The drone utilizes a "human-in-the-loop" control architecture via a portable ground station, allowing an operator to validate targets, abort strikes, or coordinate swarm attacks. It is specifically engineered to operate in environments where Global Navigation Satellite Systems (GNSS) are jammed or denied.

== Operational history ==
=== Testing and demonstrations ===
On February 18, 2026, Rheinmetall conducted a live-fire demonstration of the FV-014 for an undisclosed prospective NATO customer. The tests took place at the National Test Centre for Unmanned Aerial Systems, operated by the German Aerospace Centre (DLR) in Cochstedt, Saxony-Anhalt. During the demonstration, the munition successfully executed various attack profiles, including striking a simulated armored vehicle target.

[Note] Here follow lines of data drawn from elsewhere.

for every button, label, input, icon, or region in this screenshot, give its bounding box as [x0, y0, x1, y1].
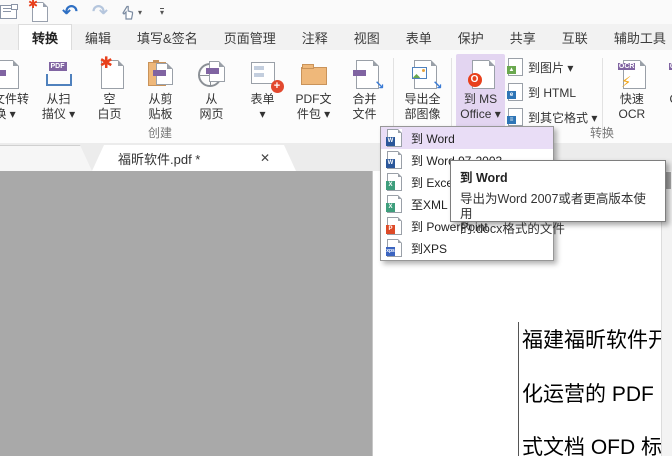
tab-page-management[interactable]: 页面管理	[211, 24, 289, 50]
close-tab-icon[interactable]: ✕	[260, 151, 270, 165]
tab-connect[interactable]: 互联	[549, 24, 601, 50]
tab-convert[interactable]: 转换	[18, 24, 72, 50]
combine-files-icon: ↘	[350, 59, 380, 89]
pdf-portfolio-button[interactable]: PDF文件包 ▾	[289, 54, 338, 122]
export-images-icon: ↘	[408, 59, 438, 89]
ribbon-convert-panel: 从文件转换 ▾ PDF 从扫描仪 ▾ ✱ 空白页 从剪贴板	[0, 50, 672, 144]
ms-office-icon: O	[466, 59, 496, 89]
xps-file-icon: xps	[387, 239, 402, 257]
tab-fill-sign[interactable]: 填写&签名	[124, 24, 211, 50]
from-scanner-button[interactable]: PDF 从扫描仪 ▾	[34, 54, 83, 122]
quick-ocr-icon: OCR⚡	[617, 59, 647, 89]
hand-icon	[120, 4, 136, 20]
tab-form[interactable]: 表单	[393, 24, 445, 50]
undo-button[interactable]: ↶	[60, 1, 80, 23]
new-document-button[interactable]: ✱	[30, 1, 50, 23]
clipboard-icon	[146, 59, 176, 89]
convert-from-file-button[interactable]: 从文件转换 ▾	[0, 54, 32, 122]
blank-page-icon: ✱	[95, 59, 125, 89]
document-text-line: 化运营的 PDF 电子	[522, 378, 672, 408]
xml-file-icon: X	[387, 195, 402, 213]
tooltip-body: 导出为Word 2007或者更高版本使用 的.docx格式的文件	[460, 192, 656, 237]
tooltip-title: 到 Word	[460, 167, 656, 186]
group-label-convert: 转换	[557, 124, 647, 141]
tab-comment[interactable]: 注释	[289, 24, 341, 50]
quick-ocr-button[interactable]: OCR⚡ 快速OCR	[607, 54, 656, 122]
ribbon-tab-bar: 转换 编辑 填写&签名 页面管理 注释 视图 表单 保护 共享 互联 辅助工具	[0, 24, 672, 51]
undo-icon: ↶	[62, 3, 78, 22]
hand-tool-caret-icon: ▾	[138, 8, 142, 17]
scanner-icon: PDF	[44, 59, 74, 89]
menu-item-to-xps[interactable]: xps 到XPS	[381, 237, 553, 259]
tab-edit[interactable]: 编辑	[72, 24, 124, 50]
properties-window-icon[interactable]	[0, 1, 20, 23]
group-label-create: 创建	[115, 124, 205, 141]
globe-icon	[197, 59, 227, 89]
tab-accessibility[interactable]: 辅助工具	[601, 24, 672, 50]
foxit-pdf-editor-window: ✱ ↶ ↷ ▾ ▾ 转换 编辑 填写&签名 页面管理 注释 视图 表单 保护 共…	[0, 0, 672, 456]
tab-protect[interactable]: 保护	[445, 24, 497, 50]
to-other-formats-icon: ≡	[508, 108, 523, 126]
tab-share[interactable]: 共享	[497, 24, 549, 50]
customize-qat-button[interactable]: ▾	[152, 1, 172, 23]
combine-files-button[interactable]: ↘ 合并文件	[340, 54, 389, 122]
convert-from-file-icon	[0, 59, 20, 89]
portfolio-folder-icon	[299, 59, 329, 89]
redo-icon: ↷	[92, 3, 108, 22]
quick-access-toolbar: ✱ ↶ ↷ ▾ ▾	[0, 0, 672, 24]
hand-tool-button[interactable]: ▾	[120, 1, 142, 23]
to-image-button[interactable]: ▲ 到图片 ▾	[508, 56, 597, 78]
document-tab-title: 福昕软件.pdf *	[118, 149, 200, 168]
to-html-button[interactable]: e 到 HTML	[508, 81, 597, 103]
export-all-images-button[interactable]: ↘ 导出全部图像	[398, 54, 447, 122]
to-image-icon: ▲	[508, 58, 523, 76]
ocr-icon: OCR	[668, 59, 672, 89]
to-html-icon: e	[508, 83, 523, 101]
document-text-line: 福建福昕软件开发	[522, 324, 672, 354]
ocr-button[interactable]: OCR OCR▾	[658, 54, 672, 122]
to-word-tooltip: 到 Word 导出为Word 2007或者更高版本使用 的.docx格式的文件	[450, 160, 666, 222]
document-text-line: 式文档 OFD 标准	[522, 431, 672, 456]
redo-button[interactable]: ↷	[90, 1, 110, 23]
from-clipboard-button[interactable]: 从剪贴板	[136, 54, 185, 122]
blank-page-button[interactable]: ✱ 空白页	[85, 54, 134, 122]
word-file-icon: W	[387, 151, 402, 169]
table-cell-border	[518, 322, 519, 456]
form-icon: +	[248, 59, 278, 89]
excel-file-icon: X	[387, 173, 402, 191]
document-tab-active[interactable]: 福昕软件.pdf * ✕	[92, 145, 296, 171]
word-file-icon: W	[387, 129, 402, 147]
from-web-page-button[interactable]: 从网页	[187, 54, 236, 122]
document-tab-inactive[interactable]	[0, 145, 92, 172]
tab-view[interactable]: 视图	[341, 24, 393, 50]
menu-item-to-word[interactable]: W 到 Word	[381, 127, 553, 149]
powerpoint-file-icon: P	[387, 217, 402, 235]
form-button[interactable]: + 表单▾	[238, 54, 287, 122]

=== Alleged combat deployment ===
Defense analysts and media outlets, including Defense Express, have noted that Rheinmetall previously claimed the FV-014 system had acquired "combat experience" prior to its official public testing. Observers have speculated that early prototypes of the munition were secretly field-tested by Ukrainian forces during the Russo-Ukrainian War, as it remains the primary modern battlefield for testing unmanned systems in highly contested electronic warfare environments. Rheinmetall has not officially confirmed specific deployments in Ukraine.